Indeed, this endowment and messaging comes as Homecoming 2021 kicks off on Friday, Oct. 15, 2021. But, as Principal Deane was quick to point out, Homecoming is to be all virtual events this year – anything outside that in terms of gatherings or street parties is “unsanctioned,” he said.
Nonetheless, Paterson, Deane, Kingston Police, the City of Kingston, and Frontenac Paramedic Services all conveyed they are aware that unsanctioned parties have already been planned, and they have planned accordingly in order to provide necessary services and enforcement. For its part, Kingston Health Sciences Centre (KCHC) has also prepared the hospitals for the possible influx of patients – not that that is what any of these parties are hoping for.

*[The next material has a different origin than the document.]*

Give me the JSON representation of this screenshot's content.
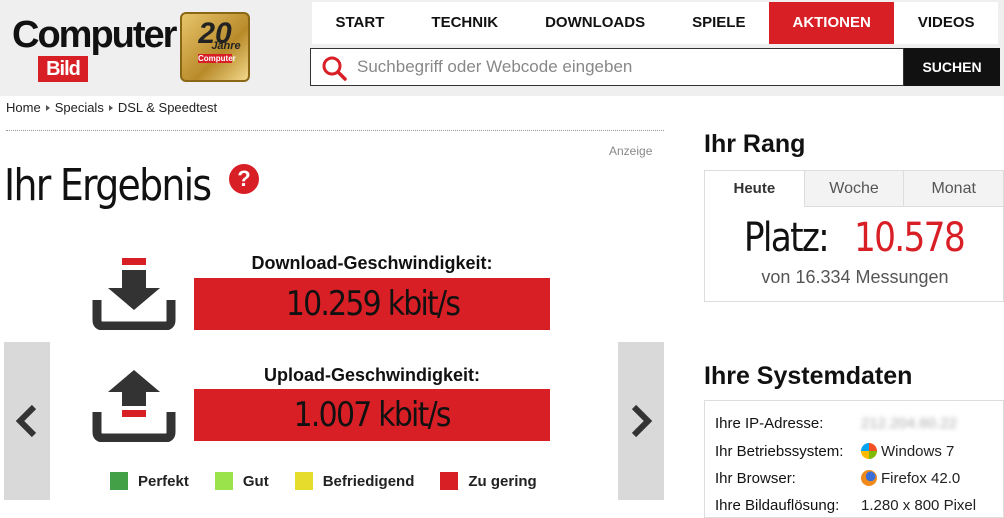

“I’ve always, always tried to lead with hoping for the best, but planning and preparing for less than the best,” Paterson said, noting that he is aware that the majority of post-secondary students are kind, courteous, and very mindful of pandemic protocols.
“I think that the vast majority have heard that message. And we’ll take that into account. But I’m also not naïve that there are those that may choose to test those boundaries. And so, I think it’s important for Police and for the City to be prepared and ready to respond, and to be ready to respond quickly,” he continued.
“Because, quite frankly, everyone knows at this point what the rules and the standards are. And these are rules and standards for everyone in our community. This not about attacking students, this is a better expectation, of everyone, every citizen of Kingston, and so I’m hopeful. But ultimately, we will be ready to respond if there are those that choose to test those boundaries.”